En ce qui concerne le moyen tiré de la dénaturation de l'offre :

22. Il n'appartient pas au juge du référé précontractuel, qui doit seulement se prononcer sur le respect, par l'acheteur public, des obligations de publicité et de mise en concurrence auxquelles est soumise la passation d'un contrat, de se prononcer sur l'appréciation portée sur la valeur d'une offre ou les mérites respectifs des différentes offres. Il lui appartient, en revanche, lorsqu'il est saisi d'un moyen en ce sens, de vérifier que le pouvoir adjudicateur n'a pas dénaturé le contenu d'une offre en en méconnaissant ou en en altérant manifestement les termes et procédé ainsi à la sélection de l'attributaire du contrat en méconnaissance du principe fondamental d'égalité de traitement des candidats.

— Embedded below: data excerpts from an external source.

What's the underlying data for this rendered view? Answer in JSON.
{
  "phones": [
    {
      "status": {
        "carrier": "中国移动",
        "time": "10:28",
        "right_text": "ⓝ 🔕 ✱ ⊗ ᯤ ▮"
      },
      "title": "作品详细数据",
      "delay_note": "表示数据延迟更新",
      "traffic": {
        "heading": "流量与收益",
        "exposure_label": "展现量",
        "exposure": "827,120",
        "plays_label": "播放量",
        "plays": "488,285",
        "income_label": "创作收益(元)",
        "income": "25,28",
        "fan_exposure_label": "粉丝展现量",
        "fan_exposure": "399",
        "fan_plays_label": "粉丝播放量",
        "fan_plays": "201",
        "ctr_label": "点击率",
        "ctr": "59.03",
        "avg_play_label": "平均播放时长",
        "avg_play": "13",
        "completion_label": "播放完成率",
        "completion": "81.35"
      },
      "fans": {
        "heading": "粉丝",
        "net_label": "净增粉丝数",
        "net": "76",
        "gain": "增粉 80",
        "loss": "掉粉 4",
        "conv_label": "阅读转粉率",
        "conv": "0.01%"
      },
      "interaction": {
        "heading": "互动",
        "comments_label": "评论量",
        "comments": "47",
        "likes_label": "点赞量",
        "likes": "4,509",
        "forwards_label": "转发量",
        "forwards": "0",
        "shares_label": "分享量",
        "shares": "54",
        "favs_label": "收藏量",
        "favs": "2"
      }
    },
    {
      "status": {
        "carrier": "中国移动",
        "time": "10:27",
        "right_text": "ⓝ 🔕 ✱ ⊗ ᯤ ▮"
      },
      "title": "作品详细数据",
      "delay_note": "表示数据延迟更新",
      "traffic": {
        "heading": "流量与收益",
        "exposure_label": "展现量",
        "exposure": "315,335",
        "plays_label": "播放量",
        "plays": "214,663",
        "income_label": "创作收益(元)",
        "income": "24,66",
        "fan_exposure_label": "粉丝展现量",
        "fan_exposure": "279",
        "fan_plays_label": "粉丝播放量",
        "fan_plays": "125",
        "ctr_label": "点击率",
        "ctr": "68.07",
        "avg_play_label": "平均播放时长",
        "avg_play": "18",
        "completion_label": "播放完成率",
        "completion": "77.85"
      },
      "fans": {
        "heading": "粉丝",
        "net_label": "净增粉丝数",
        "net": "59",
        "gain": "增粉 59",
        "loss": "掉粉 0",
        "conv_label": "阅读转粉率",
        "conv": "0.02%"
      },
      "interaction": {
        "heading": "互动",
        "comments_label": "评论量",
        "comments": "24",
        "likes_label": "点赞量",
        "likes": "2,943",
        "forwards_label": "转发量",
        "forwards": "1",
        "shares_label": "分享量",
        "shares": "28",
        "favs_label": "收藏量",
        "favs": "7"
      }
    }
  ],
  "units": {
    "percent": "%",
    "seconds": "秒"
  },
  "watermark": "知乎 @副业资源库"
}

23. Si la société requérante soutient que le pouvoir adjudicateur a dénaturé la partie de son offre qui a permis de juger le 3ème critère, elle a cependant choisi de ne pas produire, dans le cadre du présent contentieux, le mémoire technique et environnemental -dans une version confidentielle ou non confidentielle- que le pouvoir adjudicateur a analysé pour apprécier ce critère. Dès lors, eu égard aux éléments figurant dans les écritures et les pièces des parties, compte tenu également de la méthode de notation, définie au point 11, qui a été régulièrement mise en œuvre, et de l'appréciation qu'a portée l'acheteur public sur ces offres dans le rapport d'analyse des offres, il ne résulte pas de l'instruction que Dijon Métropole aurait dénaturé le contenu de l'offre de la société BFCS. La société requérante ne peut dès lors pas utilement invoquer l'appréciation que l'acheteur a portée sur la valeur de son offre.

24. Il résulte de ce qui précède que les conclusions présentées par la société BFCS sur le fondement des articles L. 551-1 et L. 551-2 du code de justice administrative doivent être rejetées.

Sur les frais liés au litige :

25. Les dispositions de l'article L. 761-1 du code de justice administrative font obstacle à ce que soit mise à la charge de Dijon Métropole, qui n'est pas dans la présente instance la partie perdante, la somme que demande la société BFCS au titre des frais qu'elle a exposés et qui ne sont pas compris dans les dépens.

26. Il y a lieu, dans les circonstances de l'espèce, de mettre à la charge de la société BFCS une somme de 1 500 euros à verser à Dijon Métropole au titre de ces mêmes frais.

ORDONNE :

Article 1er : La requête de la société Bourgogne Franche-Comté Signaux est rejetée.

Article 2 : La société Bourgogne Franche-Comté Signaux versera 1 500 euros à Dijon Métropole au titre de l'article L. 761-1 du code de justice administrative.

Article 3 : La présente ordonnance sera notifiée à la société Bourgogne Franche-Comté Signaux, à Dijon Métropole et à la société Girod Signaux.

Fait à Dijon le 11 avril 2023.

Le juge des référés,

L. A

La République mande et ordonne au préfet de la Côte-d'Or, en ce qui le concerne, ou à tous commissaires de justice à ce requis, en ce qui concerne les voies de droit commun contre les parties privées, de pourvoir à l'exécution de la présente décision.